Theodore Waddell

For over five decades, Theodore Waddell has pursued his passion for art. Long recognized as one of Montana’s most important contemporary artists – one who has played a significant role in the development of late Modernism in Montana and the West. His work has been labeled a tribute to the forgotten West.

While his life as a university professor gave him the tools, his two decades as a rancher gave him the perspective to create art that reflects his surrounding landscapes. Waddell divides his time between his ranches and studios in Hailey, Idaho and Sheridan, Montana where he lives with Lynn Campion, writer and photographer. The viewer of his works is exposed to the illusion of reality and is given the chance to sense the isolation and grandeur of the unforgiving land of the West. He spends much time observing the places that interest him before he paints and then captures the intensity of the modern West by stacking elements and permeating the space with seasonal light which affects nature’s colors, forms, and animal life. This process allows him to manipulate the elements and to explore beyond traditional boundaries. He creates lush dimensional paintings with a swirling impression of landscape featuring cattle, sheep and horses. Each of his paintings is titled according to the geographic location which inspired it.

As a painter he was influenced by Isabelle Johnson’s work and technique. Johnson was chairman of the art department at Eastern Montana College and a friend until her death in 1992. Waddell’s early works confined his view to more manageable tracts of landscape, restricting the skyline to a slim bar at the top of the image and flattening perspective through his choice of color. Waddell’s career took off in 1983 when he was invited to exhibit his work in the prestigious 2nd Western States Corcoran Exhibition which is a survey of American painting and is presented as a touring show every two years. In 2004 he was honored at the White House for having paintings in various U.S. Embassies. His works are found in private and corporate collections throughout the world.

Using his training in sculpture, Ted began to collect skulls and bones on his ranch property incorporating them into art in an effort to make the viewer consider the issue of mortality and his responsibility toward all creatures. The particular object which generates the sculpture often includes painted parts and these “trophies” are handled with humor which allows the seriousness of the content to be transformed.

Waddell attended Brooklyn Museum Art School, Montana State University, and Wayne State University.
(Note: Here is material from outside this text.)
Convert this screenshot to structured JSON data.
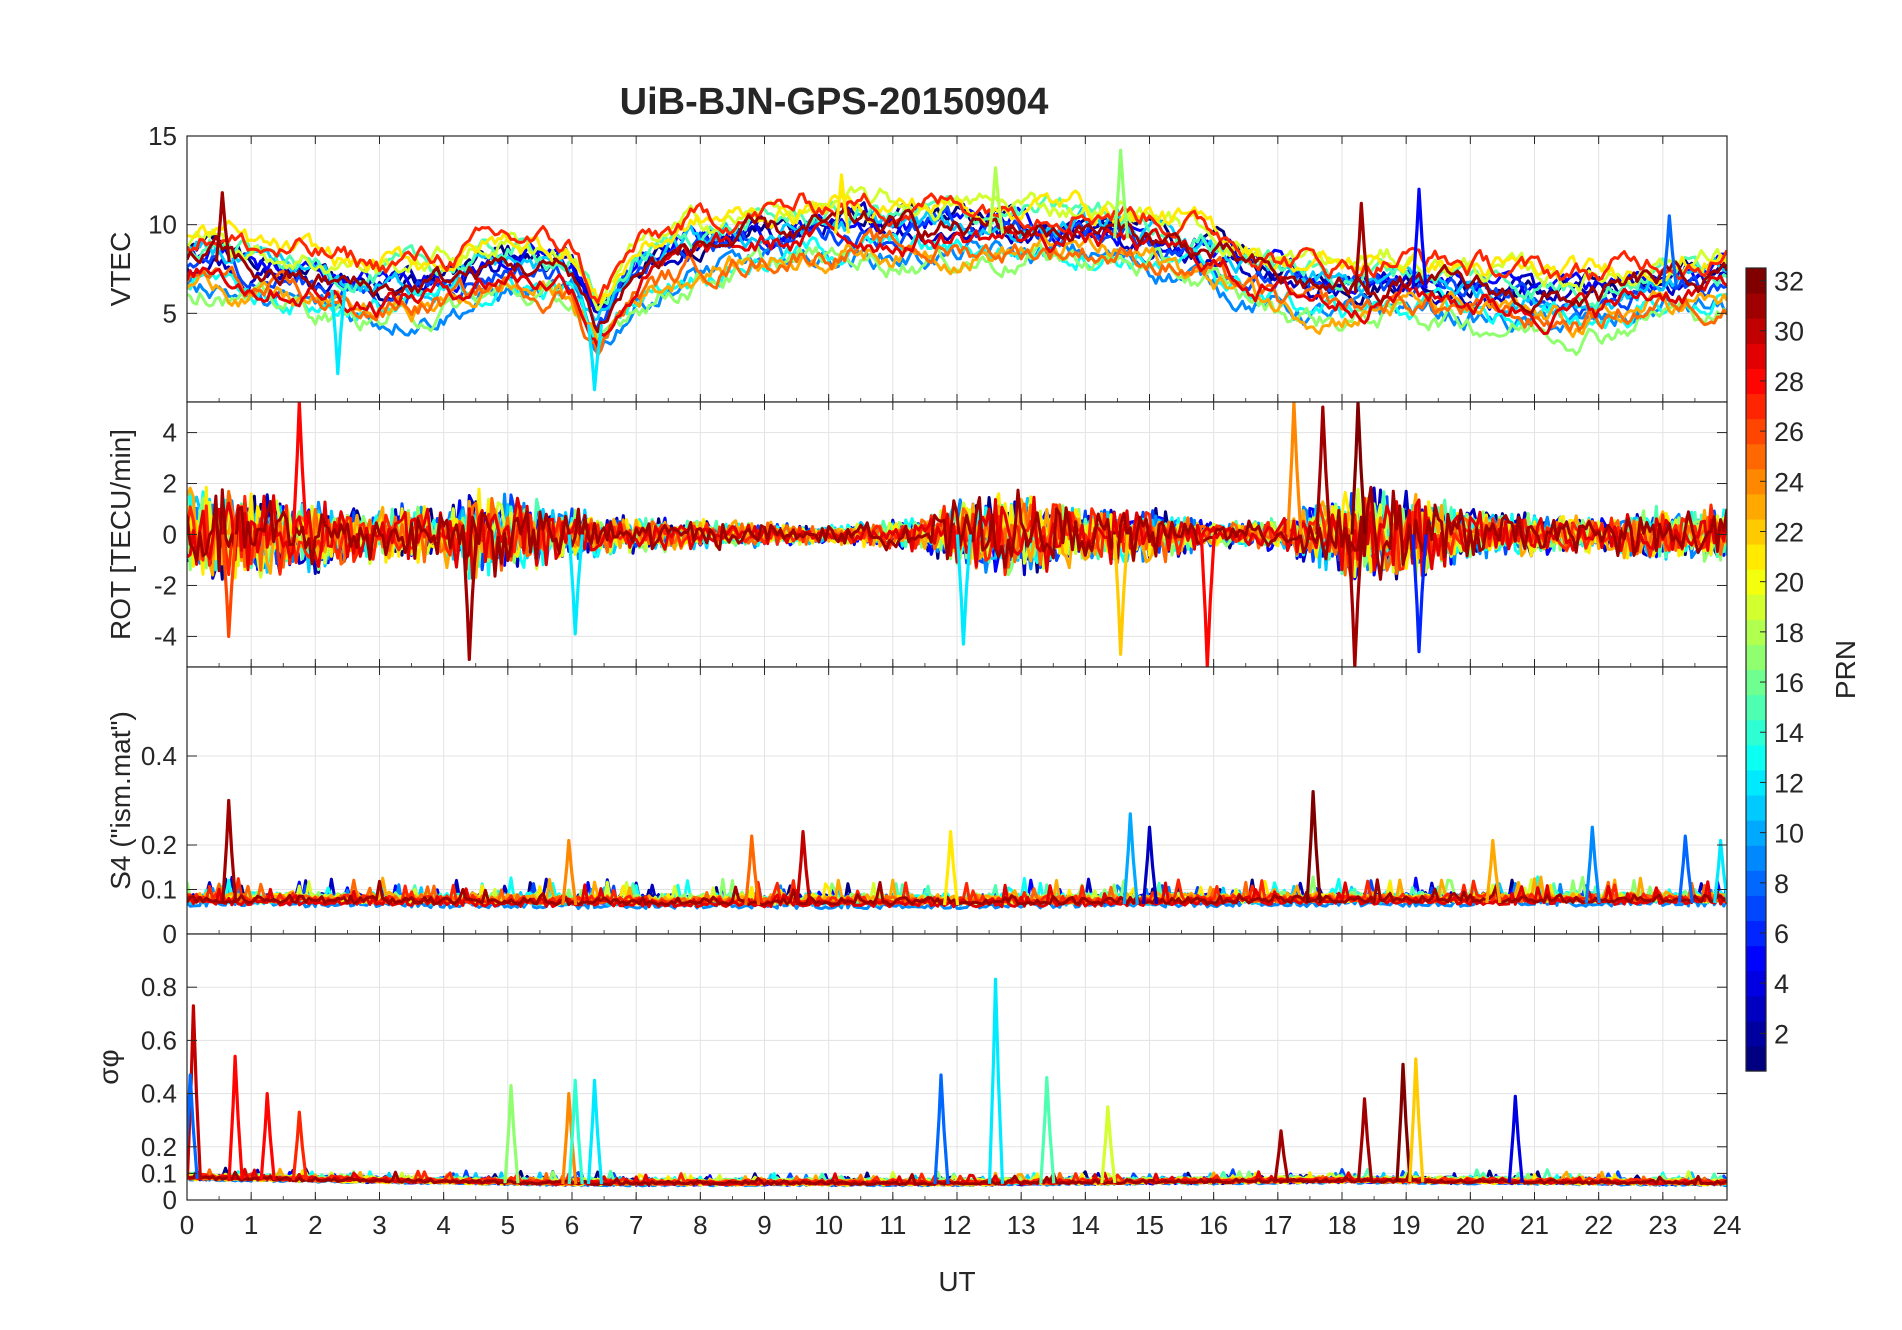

His works have been exhibited in galleries and museums throughout the country. Theodore Waddell works of steel sculpture from his early career are fixed in public places throughout Montana and on his farm in Hailey, Idaho. He also developed an interest in printmaking which began in graduate school at Wayne State and spent two years learning the rudimentary concepts. The second printmaking opportunity presented itself in the early ’80s when he was invited to create monotypes at the Experimental Workshop. He now has a fully equipped print studio where he does monotypes and woodcuts. He does his lithographs at Lawrence Lithography Workshop.

Theodore Waddell’s art is always evolving and has struck a chord with viewers of it. Washington photographer Chuck Kuhn wrote, “To my way of thinking, his art is a living treasure of the best of Montana and stands tall against any contemporary art – and not just in the West.” Bob Durden, Curator of Art for the Paris Gibson Square Museum of Art in Great Falls, Montana writes in their catalogue The Weight of Memory which describes the pictorial tradition of the West, “Theodore Waddell became one of the artistic voices who lit the way for modern and contemporary art developments in the region, and though obvious visual differences abound, an empathy and continuity exists between the works by Waddell and his artistic ancestors. Mostly gone now are the expansionist attitudes of the 19th and early 20th centuries, but much romaticism and the pictorial tradition remain in the region joined by a rich modern/contemporary tradition that Theodore Waddell has helped define.”